If I merely look at this game by itself or compare it to Oblivion, Bethesda has really done a good job at making a fun and immersive experience. Blowing people away with guns is a blast and the VATS system in my opinion is a lot of fun and a decent compromise for people who wanted more of a classic turn-based RPG feel. Best yet, exploring is actually super rewarding and there are lots of hidden stuff to see. Players who just follow the main quest will be missing out on the best parts of the game. This is why I have to give this game an 8 because it really is a good game and I recommend its purchase.

Unfortunately if I start comparing Fallout 3 to Fallout 1 or 2, the game really starts to break down. By this point some may be saying that I'm just being a crazy biased Fallout fanboy. Give me a second to explain and perhaps you may agree with me too.

One of the charms of Fallout 1 and 2 was that you were given a single goal; such as find the water chip or find the G.E.C.K. After giving players the mission, players could go ANYWHERE they wanted if they knew what they were doing.

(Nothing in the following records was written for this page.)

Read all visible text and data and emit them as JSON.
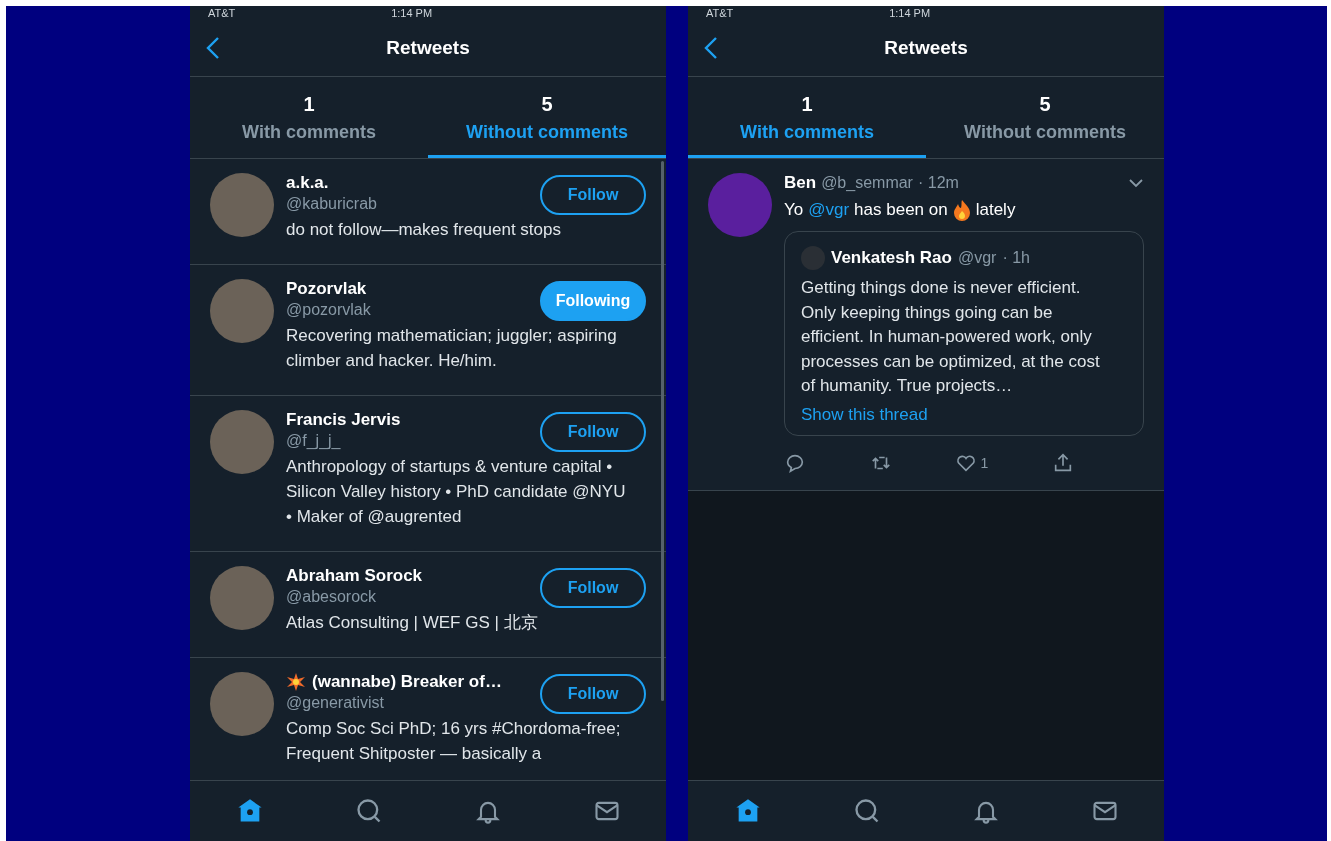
{
  "phones": [
    {
      "status_bar": {
        "carrier": "AT&T",
        "time": "1:14 PM"
      },
      "header": {
        "title": "Retweets"
      },
      "tabs": [
        {
          "count": "1",
          "label": "With comments",
          "selected": false
        },
        {
          "count": "5",
          "label": "Without comments",
          "selected": true
        }
      ],
      "kind": "users",
      "users": [
        {
          "name": "a.k.a.",
          "handle": "@kaburicrab",
          "bio": "do not follow—makes frequent stops",
          "button": "Follow",
          "following": false,
          "icon_before_name": false
        },
        {
          "name": "Pozorvlak",
          "handle": "@pozorvlak",
          "bio": "Recovering mathematician; juggler; aspiring climber and hacker. He/him.",
          "button": "Following",
          "following": true,
          "icon_before_name": false
        },
        {
          "name": "Francis Jervis",
          "handle": "@f_j_j_",
          "bio": "Anthropology of startups & venture capital • Silicon Valley history • PhD candidate @NYU • Maker of @augrented",
          "button": "Follow",
          "following": false,
          "icon_before_name": false
        },
        {
          "name": "Abraham Sorock",
          "handle": "@abesorock",
          "bio": "Atlas Consulting | WEF GS | 北京",
          "button": "Follow",
          "following": false,
          "icon_before_name": false
        },
        {
          "name": "(wannabe) Breaker of…",
          "handle": "@generativist",
          "bio": "Comp Soc Sci PhD; 16 yrs #Chordoma-free; Frequent Shitposter — basically a",
          "button": "Follow",
          "following": false,
          "icon_before_name": true
        }
      ],
      "nav": [
        {
          "kind": "home",
          "selected": true
        },
        {
          "kind": "search",
          "selected": false
        },
        {
          "kind": "bell",
          "selected": false
        },
        {
          "kind": "mail",
          "selected": false
        }
      ]
    },
    {
      "status_bar": {
        "carrier": "AT&T",
        "time": "1:14 PM"
      },
      "header": {
        "title": "Retweets"
      },
      "tabs": [
        {
          "count": "1",
          "label": "With comments",
          "selected": true
        },
        {
          "count": "5",
          "label": "Without comments",
          "selected": false
        }
      ],
      "kind": "tweets",
      "tweet": {
        "name": "Ben",
        "handle": "@b_semmar",
        "time": "· 12m",
        "parts": [
          {
            "kind": "text",
            "text": "Yo"
          },
          {
            "kind": "mention",
            "text": "@vgr"
          },
          {
            "kind": "text",
            "text": "has been on"
          },
          {
            "kind": "fire"
          },
          {
            "kind": "text",
            "text": "lately"
          }
        ],
        "quote": {
          "name": "Venkatesh Rao",
          "handle": "@vgr",
          "time": "· 1h",
          "text": "Getting things done is never efficient. Only keeping things going can be efficient. In human-powered work, only processes can be optimized, at the cost of humanity. True projects…",
          "link": "Show this thread"
        },
        "actions": [
          {
            "kind": "reply"
          },
          {
            "kind": "retweet"
          },
          {
            "kind": "like",
            "count": "1"
          },
          {
            "kind": "share"
          }
        ]
      },
      "nav": [
        {
          "kind": "home",
          "selected": true
        },
        {
          "kind": "search",
          "selected": false
        },
        {
          "kind": "bell",
          "selected": false
        },
        {
          "kind": "mail",
          "selected": false
        }
      ]
    }
  ]
}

Towns in Fallout 1 and 2 were handled in a modular way. In other words, every town typically had a story that was unique to that town. Players who poked and proded were rewarded with experience, items, and leads to the whereabouts of your main goal. The pro of this style was you had the opportunity to experience many different mini-stories. The con was that there wasn't a completely linear, dramatic, storyline that moved from beginning to finish. In fact oftentimes the main story was so broken up by the pacing of the player, it almost seemed to not exist.

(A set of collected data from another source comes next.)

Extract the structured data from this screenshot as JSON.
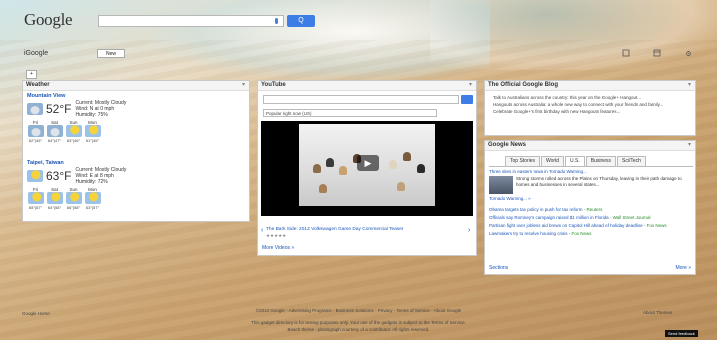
{
  "header": {
    "logo": "Google",
    "search_button": "Q",
    "igoogle": "iGoogle",
    "new_button": "New",
    "add_button": "+",
    "icons": [
      "window-icon",
      "calendar-icon",
      "gear-icon"
    ],
    "gear_glyph": "⚙"
  },
  "weather": {
    "title": "Weather",
    "menu": "▾",
    "cities": [
      {
        "name": "Mountain View",
        "temp": "52°F",
        "desc": [
          "Current: Mostly Cloudy",
          "Wind: N at 0 mph",
          "Humidity: 75%"
        ],
        "forecast": [
          {
            "day": "Fri",
            "hl": "62°|45°"
          },
          {
            "day": "Sat",
            "hl": "64°|47°"
          },
          {
            "day": "Sun",
            "hl": "63°|46°"
          },
          {
            "day": "Mon",
            "hl": "61°|45°"
          }
        ]
      },
      {
        "name": "Taipei, Taiwan",
        "temp": "63°F",
        "desc": [
          "Current: Mostly Cloudy",
          "Wind: E at 8 mph",
          "Humidity: 72%"
        ],
        "forecast": [
          {
            "day": "Fri",
            "hl": "65°|57°"
          },
          {
            "day": "Sat",
            "hl": "64°|58°"
          },
          {
            "day": "Sun",
            "hl": "66°|58°"
          },
          {
            "day": "Mon",
            "hl": "63°|57°"
          }
        ]
      }
    ]
  },
  "youtube": {
    "title": "YouTube",
    "menu": "▾",
    "select_value": "Popular right now (US)",
    "video_title": "The Bark Side: 2012 Volkswagen Game Day Commercial Teaser",
    "stars": "★★★★★",
    "play": "▶",
    "prev": "‹",
    "next": "›",
    "more": "More Videos »"
  },
  "blog": {
    "title": "The Official Google Blog",
    "menu": "▾",
    "items": [
      "Talk to Australians across the country: this year on the Google+ Hangout...",
      "Hangouts across Australia: a whole new way to connect with your friends and family...",
      "Celebrate Google+'s first birthday with new Hangouts features..."
    ]
  },
  "news": {
    "title": "Google News",
    "menu": "▾",
    "tabs": [
      "Top Stories",
      "World",
      "U.S.",
      "Business",
      "Sci/Tech"
    ],
    "selected_tab": 2,
    "headline": "Three sites in eastern Iowa in Tornado Warning...",
    "snippet": "Strong storms rolled across the Plains on Thursday, leaving in their path damage to homes and businesses in several states...",
    "headline_more": "Tornado Warning... »",
    "stories": [
      {
        "title": "Obama targets tax policy in push for tax reform",
        "source": "- Reuters"
      },
      {
        "title": "Officials say Romney's campaign raised $1 million in Florida",
        "source": "- Wall Street Journal"
      },
      {
        "title": "Partisan fight over jobless aid brews on Capitol Hill ahead of holiday deadline",
        "source": "- Fox News"
      },
      {
        "title": "Lawmakers try to resolve housing crisis",
        "source": "- Fox News"
      }
    ],
    "sections": "Sections",
    "more": "More »"
  },
  "footer": {
    "left": "Google Home",
    "right": "About Themes",
    "line1": "©2012 Google - Advertising Programs - Business Solutions - Privacy - Terms of Service - About Google",
    "line2": "This gadget directory is for testing purposes only. Your use of the gadgets is subject to the Terms of Service.",
    "line3": "Beach theme - photograph courtesy of a contributor. All rights reserved.",
    "credit": "Send feedback"
  }
}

Finally the last thing I wanted to say about Fallout 1 and 2 was that you could choose varying extremes of good, evil, or neutral in terms of what you did during the game. The games would reward you accordingly and when you finished Fallout 1 and 2, both would tell players the aftermath of their exploits in all towns giving players a sense of overall accomplishment.

In summary, Fallout 1 and 2, were open-ended games that allowed players to create a role of their choosing and complete the entire game this way. Want to kick the president of the United States in the balls? Sure, do it! Want to kill the final boss by throwing a well aimed rock? Go right ahead! Want to betray humanity by selling out to the leader of the mutants and watch a badass FMV of the Overseer in vault 13 getting overtaken by an army of mutants? Yep you can do it! Don't feel like finding that water chip? Go back to vault 13 and kill everyone. Ultimately the choices are up to the player, which is why the games where fun.

This is where I now get into the problems of Fallout 3. Bethesda had two great ideas that sound good on paper, but offer huge sacrifices. First, they wanted a large linear storyline that was dramatic and meaningful and second they wanted as much immersion as possible.

Problems arise when players ask themselves, "what if I don't want to help my Father? What if I want to do the exact opposite of what the storyline wants?" What Bethesda thought was a good idea, turns out to be a bad idea because now all of the open-ended gameplay that was a trademark of the Fallout series becomes all too linear.

Many times throughout the game, I encountered situations where I couldn't do something because the story wasn't ready for me to do it. In effect, Fallout 3 acts like it's an open-ended game, when in reality it's much more linear than people think. Yes you can walk off and go anywhere you want, but you still can't enter specific areas deemed "necessary for the plot." Worse yet, far too many characters are given invincible status until their importance for the story has been completed. Often I felt like I a child being led around by Bethesda's phantom hand. Things really start to hit home when you enter a town of only children. Since you can't kill children in the game, you can't do anything but follow the stupid quests the game forces you to complete.

As far as immersion goes, I consider voice acting to be one of those immersion choices that actually hurts games rather than helps them. Why? When it is decided to dub every single piece of dialogue in a game, it is no longer as simple as just entering text into a computer. Now you have to go through the trouble of hired someone to voice act. As a result, you get less dialogue choices.

This is purely an assumption with no factual basis, but in Fallout 1 and 2, if you had low intelligence, your character would talk like an idiot and everyone in the game would respond very differently. If Fallout 3 were to do this, they would need to have voice actors basically redub the entire game for all the new dialogue which takes more time and money. This is why I think they decided not to have intelligence affect dialogue options as much as it used to in past games.

Some of you may be saying "Well voice acting is really nice!" Truth is, how many people actually sit through and listen to all the dialogue anyway after you've played through once? Usually I find myself skipping the dub if I finish reading the subtitles before the voices finish. Basically voice acting in games is merely icing on a cake. It's not as necessary as people think.

In conclusion, Bethesda has created a decent game if not compared to Fallout 1 and 2. If it is compared, Fallout 3 lacks the open-ended gameplay the originals had. The truth is that Bethesda sacrificed player choice with a story they thought was good. In effect, players are shoehorned into a story they may not even care about and are ultimately forced to make a really lame decision at the end of the game. If this were a true Fallout 3, players would have been able to join enemy factions and kill their Father for no justifiable reason.

I still stand by my score, but to give others perspective, I think Fallout 3 deserves a 5 if compared exclusively to its predecessors.

With the advanced gaming technology we have today, there is no excuse to make a game less open-ended then a game that was made in 1998.